Industry 5.0 will give us the ability to close the loop on design so we can push boundaries of physics on design. If you’re trying to make the next-generation aircraft, for example, you’re constrained by today’s manufacturing capabilities. You’re also constrained by the amount of data that you have coming back from the infield service of an aero engine or aircraft and your ability to feed that in-service data back into the design process.

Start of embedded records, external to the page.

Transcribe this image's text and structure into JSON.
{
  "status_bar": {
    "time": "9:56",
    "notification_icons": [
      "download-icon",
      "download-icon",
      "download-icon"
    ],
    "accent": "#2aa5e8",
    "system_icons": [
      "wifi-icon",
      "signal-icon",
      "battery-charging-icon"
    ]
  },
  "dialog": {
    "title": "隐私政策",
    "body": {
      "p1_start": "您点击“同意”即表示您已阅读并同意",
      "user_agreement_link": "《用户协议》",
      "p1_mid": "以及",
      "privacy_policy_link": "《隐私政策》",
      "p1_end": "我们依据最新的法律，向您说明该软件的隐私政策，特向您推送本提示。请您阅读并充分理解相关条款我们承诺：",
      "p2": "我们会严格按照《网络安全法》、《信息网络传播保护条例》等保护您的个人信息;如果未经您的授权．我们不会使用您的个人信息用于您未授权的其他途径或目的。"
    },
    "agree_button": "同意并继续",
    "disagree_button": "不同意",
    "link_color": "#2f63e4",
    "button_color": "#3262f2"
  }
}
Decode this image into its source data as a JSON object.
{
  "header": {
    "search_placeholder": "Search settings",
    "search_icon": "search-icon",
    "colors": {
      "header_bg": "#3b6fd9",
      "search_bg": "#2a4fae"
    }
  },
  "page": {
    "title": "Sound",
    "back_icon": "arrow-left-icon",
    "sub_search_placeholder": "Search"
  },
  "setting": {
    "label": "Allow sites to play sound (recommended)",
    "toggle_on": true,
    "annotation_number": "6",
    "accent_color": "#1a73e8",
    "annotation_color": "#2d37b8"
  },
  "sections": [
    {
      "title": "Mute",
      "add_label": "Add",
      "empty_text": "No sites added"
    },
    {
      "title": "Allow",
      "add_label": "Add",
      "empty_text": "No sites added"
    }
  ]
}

With Industry 5.0, you’ll be able to automate the manufacturing process better, which means you’ll have real-time data coming in from the field. Rolls-Royce’s business model in the last ten years has flipped from selling engines to now having 50 per cent of its revenue from providing services to the engine. They can do that because they understand the design of failure of that engine. They know what the quality process is of that engine and they know how they want that engine to perform. Wherever a Rolls-Royce or GE engine is in the world, they know how fast it is, how hot is it, its altitude and where it is in its performance lifecycle compared to where it’s supposed to be as per its design capability.
If you take that to the next stage and you have true, seamless data between the field, the manufacturing process and the design, you’re taking humans out of the manufacturing route, but they’ll be more involved in how the product is being used and how it can be designed because they have more information. Flipping the aero and automotive industries from a fossil-fuel world to an electrical world, for example, is going to be a significant design challenge and it will be much easier for humans to solve if the mundane tasks are being dealt with by AI techniques and robots.
To what extent is the UK in a position to lead the fifth industrial revolution?
A recent report by Jürgen Maier found the UK’s manufacturing sector could unlock £455 billion over the next decade if it cracks Industry 4.0, with probably 175,000 highly skilled jobs to go along with it, but that requires leadership and intervention from the government. We have the best research in this area in the world, but other countries have clear positions from their governments on intervention to make it happen.
I think the good news is the last few governments and this government have realised this is an area worth investing in to unlock that £455 billion and 175,000 jobs. But the needle needs to move a little bit to take the brilliant research out of the universities and into industry. With a small amount of intervention and some leadership, we may not have been leaders in the fourth industrial revolution in this country, but I’m pretty certain we could be absolutely the leading front on the fifth industrial revolution.